Note: The job is a remote job and is open to candidates in USA. Baseten is an innovative company powering AI solutions for leading firms like Notion and OpenEvidence, and they are seeking a GPU Kernel Engineer to enhance AI model performance. This role focuses on designing high-performance GPU kernels and optimizing computation for machine learning operations, directly impacting production systems for millions of users.
Responsibilities
- Design and implement high-performance GPU kernels for key ML operations, including matrix multiplications, attention mechanisms, and mixture-of-experts routing
- Write and optimize code using CUDA, PTX assembly, and architecture-specific techniques
- Apply advanced performance optimization methods such as memory coalescing, warp-level programming, tensor core acceleration, and compute/memory overlap
- Implement cutting-edge features like quantization (FP8/FP4), sparsity, and compute/communication overlap
- Identify and resolve performance bottlenecks using tools like Nsight Systems, Nsight Compute, and Torch Profiler
- Collaborate with research teams to productionize theoretical advancements
- Contribute to internal and open-source GPU libraries
- Present technical contributions at industry conferences (e.g., NVIDIA GTC, AWS re:Invent)
Skills
- Strong understanding of GPU architecture and programming paradigms: Memory hierarchy (global, shared, registers, L1/L2 cache), Thread/block/grid organization, Synchronization techniques and race condition mitigation
- Proficient in C++ and GPU performance profiling tools
- Knowledge of: CUDA C++ API, Memory access patterns and bandwidth optimization, Numerical precision and quantization strategies, Modern GPU features (e.g., tensor cores, async operations)

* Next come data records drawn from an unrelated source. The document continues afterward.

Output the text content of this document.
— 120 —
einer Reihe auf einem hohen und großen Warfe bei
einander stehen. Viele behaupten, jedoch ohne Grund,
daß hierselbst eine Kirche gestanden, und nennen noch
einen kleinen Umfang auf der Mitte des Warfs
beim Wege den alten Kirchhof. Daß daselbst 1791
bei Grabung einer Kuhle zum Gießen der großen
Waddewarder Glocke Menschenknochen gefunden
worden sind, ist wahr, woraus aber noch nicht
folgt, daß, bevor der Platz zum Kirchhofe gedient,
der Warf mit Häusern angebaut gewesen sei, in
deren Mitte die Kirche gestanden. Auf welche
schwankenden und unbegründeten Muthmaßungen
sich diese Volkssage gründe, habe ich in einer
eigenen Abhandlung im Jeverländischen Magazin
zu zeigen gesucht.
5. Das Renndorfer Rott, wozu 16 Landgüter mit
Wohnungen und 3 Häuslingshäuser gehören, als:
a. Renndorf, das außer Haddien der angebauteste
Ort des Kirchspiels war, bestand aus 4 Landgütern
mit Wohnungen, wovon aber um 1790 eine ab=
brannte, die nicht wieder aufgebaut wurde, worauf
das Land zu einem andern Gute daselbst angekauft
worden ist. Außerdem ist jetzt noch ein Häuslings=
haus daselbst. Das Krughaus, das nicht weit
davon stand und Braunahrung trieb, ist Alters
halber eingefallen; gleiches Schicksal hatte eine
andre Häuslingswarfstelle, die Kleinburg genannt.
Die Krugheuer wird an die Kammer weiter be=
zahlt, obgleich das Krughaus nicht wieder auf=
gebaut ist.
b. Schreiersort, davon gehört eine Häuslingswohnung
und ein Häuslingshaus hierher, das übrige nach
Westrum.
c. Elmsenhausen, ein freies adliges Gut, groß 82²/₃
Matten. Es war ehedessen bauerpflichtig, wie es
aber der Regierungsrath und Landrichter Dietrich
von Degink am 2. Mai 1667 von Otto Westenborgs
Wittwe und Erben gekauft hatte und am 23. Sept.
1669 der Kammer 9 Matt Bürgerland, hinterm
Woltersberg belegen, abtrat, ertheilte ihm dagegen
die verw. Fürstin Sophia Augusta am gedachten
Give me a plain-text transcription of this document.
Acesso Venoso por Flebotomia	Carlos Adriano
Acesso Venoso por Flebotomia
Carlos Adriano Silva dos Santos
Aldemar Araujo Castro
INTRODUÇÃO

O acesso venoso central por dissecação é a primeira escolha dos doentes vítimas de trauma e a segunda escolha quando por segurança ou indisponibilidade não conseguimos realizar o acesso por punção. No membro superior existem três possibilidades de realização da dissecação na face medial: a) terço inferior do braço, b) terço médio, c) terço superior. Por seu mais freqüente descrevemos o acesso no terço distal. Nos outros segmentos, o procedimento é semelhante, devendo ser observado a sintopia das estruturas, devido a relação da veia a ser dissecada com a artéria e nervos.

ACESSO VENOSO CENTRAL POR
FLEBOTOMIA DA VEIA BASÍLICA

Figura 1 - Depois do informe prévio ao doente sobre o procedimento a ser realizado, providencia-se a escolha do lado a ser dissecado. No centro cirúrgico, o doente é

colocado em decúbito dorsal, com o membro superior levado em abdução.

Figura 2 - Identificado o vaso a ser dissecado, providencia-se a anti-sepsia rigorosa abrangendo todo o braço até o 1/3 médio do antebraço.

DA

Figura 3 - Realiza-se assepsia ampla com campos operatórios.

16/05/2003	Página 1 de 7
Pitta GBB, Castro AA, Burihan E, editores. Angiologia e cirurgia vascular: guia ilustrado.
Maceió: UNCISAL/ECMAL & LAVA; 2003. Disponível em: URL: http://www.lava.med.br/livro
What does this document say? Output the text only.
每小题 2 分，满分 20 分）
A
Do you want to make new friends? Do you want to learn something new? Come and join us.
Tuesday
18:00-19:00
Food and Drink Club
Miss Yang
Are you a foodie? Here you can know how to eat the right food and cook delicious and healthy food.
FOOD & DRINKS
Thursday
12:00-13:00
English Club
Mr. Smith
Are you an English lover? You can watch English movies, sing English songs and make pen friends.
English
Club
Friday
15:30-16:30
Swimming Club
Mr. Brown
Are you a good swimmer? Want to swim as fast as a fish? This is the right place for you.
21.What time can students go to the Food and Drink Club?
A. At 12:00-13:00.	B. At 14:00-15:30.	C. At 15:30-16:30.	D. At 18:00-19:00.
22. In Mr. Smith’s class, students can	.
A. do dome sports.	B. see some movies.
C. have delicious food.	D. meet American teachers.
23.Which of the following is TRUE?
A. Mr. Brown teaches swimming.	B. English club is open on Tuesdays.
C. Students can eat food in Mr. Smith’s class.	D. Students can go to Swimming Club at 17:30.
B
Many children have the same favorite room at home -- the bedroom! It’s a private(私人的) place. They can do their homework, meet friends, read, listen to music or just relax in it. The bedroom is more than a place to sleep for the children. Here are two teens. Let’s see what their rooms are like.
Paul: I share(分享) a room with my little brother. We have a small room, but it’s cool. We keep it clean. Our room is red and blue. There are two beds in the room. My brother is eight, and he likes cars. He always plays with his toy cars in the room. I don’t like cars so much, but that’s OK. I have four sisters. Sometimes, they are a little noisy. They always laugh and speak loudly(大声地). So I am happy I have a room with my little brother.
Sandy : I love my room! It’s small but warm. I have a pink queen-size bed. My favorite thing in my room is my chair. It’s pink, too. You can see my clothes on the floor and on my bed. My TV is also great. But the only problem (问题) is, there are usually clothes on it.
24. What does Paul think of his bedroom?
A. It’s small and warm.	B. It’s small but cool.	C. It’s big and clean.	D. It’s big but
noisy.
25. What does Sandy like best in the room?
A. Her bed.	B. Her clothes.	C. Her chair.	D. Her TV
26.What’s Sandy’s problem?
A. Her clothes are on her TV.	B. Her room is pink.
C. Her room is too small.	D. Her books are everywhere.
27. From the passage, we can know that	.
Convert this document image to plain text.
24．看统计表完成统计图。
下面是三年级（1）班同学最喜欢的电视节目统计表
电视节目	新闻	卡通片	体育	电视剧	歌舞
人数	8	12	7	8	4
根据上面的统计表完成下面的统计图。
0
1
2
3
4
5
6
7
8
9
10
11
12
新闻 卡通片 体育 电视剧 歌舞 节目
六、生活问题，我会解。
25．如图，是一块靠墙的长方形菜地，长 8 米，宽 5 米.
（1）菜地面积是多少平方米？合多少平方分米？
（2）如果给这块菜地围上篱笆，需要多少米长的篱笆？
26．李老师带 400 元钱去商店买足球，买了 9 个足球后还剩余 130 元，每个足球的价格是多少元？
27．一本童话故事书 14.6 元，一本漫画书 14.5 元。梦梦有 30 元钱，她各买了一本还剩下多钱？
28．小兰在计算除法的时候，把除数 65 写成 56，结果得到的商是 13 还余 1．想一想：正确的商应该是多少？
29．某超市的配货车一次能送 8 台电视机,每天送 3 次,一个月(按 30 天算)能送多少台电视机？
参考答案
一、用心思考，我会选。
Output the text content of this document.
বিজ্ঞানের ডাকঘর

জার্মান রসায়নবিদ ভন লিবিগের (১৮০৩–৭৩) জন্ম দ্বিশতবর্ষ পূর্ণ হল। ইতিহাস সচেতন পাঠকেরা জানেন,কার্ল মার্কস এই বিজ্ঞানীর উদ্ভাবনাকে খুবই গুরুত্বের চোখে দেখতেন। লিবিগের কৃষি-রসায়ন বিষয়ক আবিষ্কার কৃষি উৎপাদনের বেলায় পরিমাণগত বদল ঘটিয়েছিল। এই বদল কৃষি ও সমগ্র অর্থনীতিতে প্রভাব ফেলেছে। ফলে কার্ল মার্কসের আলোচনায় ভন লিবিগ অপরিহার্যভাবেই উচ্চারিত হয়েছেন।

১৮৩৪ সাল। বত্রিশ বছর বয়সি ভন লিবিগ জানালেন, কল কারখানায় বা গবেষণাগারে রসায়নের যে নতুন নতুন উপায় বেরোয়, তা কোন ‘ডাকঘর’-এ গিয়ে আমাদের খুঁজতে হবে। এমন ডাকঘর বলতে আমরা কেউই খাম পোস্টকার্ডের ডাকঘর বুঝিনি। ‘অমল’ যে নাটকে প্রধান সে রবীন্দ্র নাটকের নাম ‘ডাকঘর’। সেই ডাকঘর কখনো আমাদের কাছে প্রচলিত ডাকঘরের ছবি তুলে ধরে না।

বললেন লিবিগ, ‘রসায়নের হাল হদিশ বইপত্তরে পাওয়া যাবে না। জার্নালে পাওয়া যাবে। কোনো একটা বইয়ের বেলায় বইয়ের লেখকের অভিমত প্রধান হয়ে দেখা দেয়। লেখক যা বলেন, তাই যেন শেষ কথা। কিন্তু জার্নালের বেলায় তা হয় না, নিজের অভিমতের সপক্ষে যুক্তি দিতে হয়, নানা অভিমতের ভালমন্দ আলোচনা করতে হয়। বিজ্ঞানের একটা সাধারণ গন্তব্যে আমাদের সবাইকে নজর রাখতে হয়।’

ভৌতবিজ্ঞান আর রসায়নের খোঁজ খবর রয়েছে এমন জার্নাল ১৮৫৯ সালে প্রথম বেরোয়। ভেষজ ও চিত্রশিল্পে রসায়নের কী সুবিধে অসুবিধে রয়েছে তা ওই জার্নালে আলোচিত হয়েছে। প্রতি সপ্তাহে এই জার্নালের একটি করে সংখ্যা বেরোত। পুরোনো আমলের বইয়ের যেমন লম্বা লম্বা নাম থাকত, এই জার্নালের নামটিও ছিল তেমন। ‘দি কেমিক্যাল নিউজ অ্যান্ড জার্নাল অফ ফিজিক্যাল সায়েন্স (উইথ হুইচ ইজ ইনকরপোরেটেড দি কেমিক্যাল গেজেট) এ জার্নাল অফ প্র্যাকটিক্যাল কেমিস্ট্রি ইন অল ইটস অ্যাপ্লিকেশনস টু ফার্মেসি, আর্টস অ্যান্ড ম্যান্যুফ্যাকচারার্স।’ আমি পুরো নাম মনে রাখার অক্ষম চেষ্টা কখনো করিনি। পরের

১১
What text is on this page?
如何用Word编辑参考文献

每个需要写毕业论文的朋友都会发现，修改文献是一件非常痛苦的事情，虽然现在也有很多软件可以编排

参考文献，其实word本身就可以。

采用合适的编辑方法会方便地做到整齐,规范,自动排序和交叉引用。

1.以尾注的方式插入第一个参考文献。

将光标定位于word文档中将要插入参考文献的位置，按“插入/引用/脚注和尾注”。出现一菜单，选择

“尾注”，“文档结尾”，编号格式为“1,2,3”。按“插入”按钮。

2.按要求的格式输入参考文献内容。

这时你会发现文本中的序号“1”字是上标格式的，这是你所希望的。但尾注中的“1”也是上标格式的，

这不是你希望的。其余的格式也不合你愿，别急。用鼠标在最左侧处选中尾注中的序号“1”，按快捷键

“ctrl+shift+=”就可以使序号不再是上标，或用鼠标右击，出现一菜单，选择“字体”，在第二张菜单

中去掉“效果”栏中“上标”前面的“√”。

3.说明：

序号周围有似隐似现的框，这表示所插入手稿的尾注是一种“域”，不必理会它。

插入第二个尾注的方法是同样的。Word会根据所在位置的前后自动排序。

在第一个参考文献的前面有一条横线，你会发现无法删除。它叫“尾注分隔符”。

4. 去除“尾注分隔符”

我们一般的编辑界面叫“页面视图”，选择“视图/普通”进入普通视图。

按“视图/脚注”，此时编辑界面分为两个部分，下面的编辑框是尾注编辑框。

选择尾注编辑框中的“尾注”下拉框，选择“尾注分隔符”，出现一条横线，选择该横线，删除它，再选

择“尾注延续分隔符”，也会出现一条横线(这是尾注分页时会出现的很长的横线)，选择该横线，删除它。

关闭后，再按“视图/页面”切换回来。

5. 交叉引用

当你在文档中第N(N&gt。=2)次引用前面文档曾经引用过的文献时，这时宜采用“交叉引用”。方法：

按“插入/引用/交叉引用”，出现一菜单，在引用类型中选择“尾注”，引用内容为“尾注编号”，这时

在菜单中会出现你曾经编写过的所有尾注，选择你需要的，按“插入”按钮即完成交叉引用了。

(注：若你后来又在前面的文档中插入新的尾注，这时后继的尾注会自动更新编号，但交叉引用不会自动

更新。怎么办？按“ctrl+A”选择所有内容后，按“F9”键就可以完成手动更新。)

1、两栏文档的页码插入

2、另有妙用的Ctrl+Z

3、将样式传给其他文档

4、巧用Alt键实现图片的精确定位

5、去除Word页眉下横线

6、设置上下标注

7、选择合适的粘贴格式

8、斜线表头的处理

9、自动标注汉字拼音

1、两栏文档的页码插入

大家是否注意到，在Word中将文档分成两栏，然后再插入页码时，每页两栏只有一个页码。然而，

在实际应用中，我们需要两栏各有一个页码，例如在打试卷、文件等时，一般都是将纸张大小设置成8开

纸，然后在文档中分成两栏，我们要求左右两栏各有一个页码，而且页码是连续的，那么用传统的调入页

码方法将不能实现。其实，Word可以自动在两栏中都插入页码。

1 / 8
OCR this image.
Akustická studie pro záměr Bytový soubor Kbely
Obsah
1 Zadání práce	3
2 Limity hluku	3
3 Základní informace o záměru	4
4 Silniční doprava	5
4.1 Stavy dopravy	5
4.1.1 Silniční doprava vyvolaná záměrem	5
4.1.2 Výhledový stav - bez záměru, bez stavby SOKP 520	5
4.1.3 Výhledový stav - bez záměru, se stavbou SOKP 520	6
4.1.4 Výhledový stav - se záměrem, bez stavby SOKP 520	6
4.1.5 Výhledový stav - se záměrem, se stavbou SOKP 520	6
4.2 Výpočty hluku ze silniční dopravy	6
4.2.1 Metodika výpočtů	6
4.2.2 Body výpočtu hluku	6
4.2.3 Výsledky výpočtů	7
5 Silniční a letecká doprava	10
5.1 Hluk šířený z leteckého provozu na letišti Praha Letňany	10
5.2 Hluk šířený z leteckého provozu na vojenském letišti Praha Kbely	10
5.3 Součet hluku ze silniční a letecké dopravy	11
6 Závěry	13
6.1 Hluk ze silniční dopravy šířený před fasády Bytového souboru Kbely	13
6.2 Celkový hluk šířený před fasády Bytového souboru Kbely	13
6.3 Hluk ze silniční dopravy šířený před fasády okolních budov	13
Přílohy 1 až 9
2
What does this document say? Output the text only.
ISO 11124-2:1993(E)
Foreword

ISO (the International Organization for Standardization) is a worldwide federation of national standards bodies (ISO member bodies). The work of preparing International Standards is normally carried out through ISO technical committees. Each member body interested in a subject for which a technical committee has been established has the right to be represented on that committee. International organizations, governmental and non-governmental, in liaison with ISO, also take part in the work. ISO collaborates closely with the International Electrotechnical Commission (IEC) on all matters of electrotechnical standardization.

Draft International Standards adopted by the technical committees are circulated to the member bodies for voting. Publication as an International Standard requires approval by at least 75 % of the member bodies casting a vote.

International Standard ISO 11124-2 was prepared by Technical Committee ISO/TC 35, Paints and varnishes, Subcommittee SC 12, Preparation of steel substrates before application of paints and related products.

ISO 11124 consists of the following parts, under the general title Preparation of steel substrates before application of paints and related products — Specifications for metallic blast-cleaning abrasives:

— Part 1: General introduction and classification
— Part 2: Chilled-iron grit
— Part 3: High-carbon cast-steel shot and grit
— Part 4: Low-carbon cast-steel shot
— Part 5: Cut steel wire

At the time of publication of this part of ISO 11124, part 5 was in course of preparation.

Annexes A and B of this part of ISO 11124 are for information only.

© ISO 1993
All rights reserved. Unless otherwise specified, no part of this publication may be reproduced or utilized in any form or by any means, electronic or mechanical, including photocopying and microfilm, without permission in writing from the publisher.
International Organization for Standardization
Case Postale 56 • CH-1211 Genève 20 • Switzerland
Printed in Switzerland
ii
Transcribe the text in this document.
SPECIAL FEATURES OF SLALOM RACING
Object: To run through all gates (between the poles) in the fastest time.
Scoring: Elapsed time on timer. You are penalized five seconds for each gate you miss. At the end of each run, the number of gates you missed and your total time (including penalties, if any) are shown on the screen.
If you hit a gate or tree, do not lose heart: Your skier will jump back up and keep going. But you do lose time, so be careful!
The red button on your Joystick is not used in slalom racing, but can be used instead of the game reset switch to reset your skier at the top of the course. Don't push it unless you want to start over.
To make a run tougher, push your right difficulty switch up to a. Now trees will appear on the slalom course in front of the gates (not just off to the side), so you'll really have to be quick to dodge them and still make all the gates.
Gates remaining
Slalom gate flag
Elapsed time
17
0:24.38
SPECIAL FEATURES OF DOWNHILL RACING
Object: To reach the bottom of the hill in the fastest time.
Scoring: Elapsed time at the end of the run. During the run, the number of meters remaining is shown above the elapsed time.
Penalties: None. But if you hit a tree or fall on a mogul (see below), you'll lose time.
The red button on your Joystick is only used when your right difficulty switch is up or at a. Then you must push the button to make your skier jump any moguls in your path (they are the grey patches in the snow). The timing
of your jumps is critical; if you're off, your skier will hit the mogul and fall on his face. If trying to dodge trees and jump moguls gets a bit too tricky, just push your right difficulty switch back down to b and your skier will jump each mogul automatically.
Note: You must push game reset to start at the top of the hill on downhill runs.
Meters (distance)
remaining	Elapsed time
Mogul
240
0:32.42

- Experience with Transformer models and attention optimization (e.g., Flash Attention)
- Familiarity with GPU kernel libraries: Cutlass, Triton, Thrust, CUB
- Background in GEMM tuning and distributed/multi-GPU compute
- Contributions to open-source GPU projects
- Research publications or conference presentations on GPU performance
Benefits
- Competitive compensation, including meaningful equity.
- 100% coverage of medical, dental, and vision insurance for employee and dependents
- Flexible PTO policy including company wide Winter Break (our offices are closed from Christmas Eve to New Year's Day!)
- Paid parental leave
- Fertility and family-building stipend through Carrot
- Company-facilitated 401(k)
- Exposure to a variety of ML startups, offering unparalleled learning and networking opportunities.
Company Overview
Baseten is an AI infrastructure company that integrates machine learning into business operations, production, and processes. It was founded in 2019, and is headquartered in San Francisco, California, USA, with a workforce of 201-500 employees. Its website is https://www.baseten.co.Company H1B Sponsorship
Baseten has a track record of offering H1B sponsorships, with 1 in 2026, 6 in 2025, 8 in 2024, 1 in 2023, 1 in 2020. Please note that this does not guarantee sponsorship for this specific role.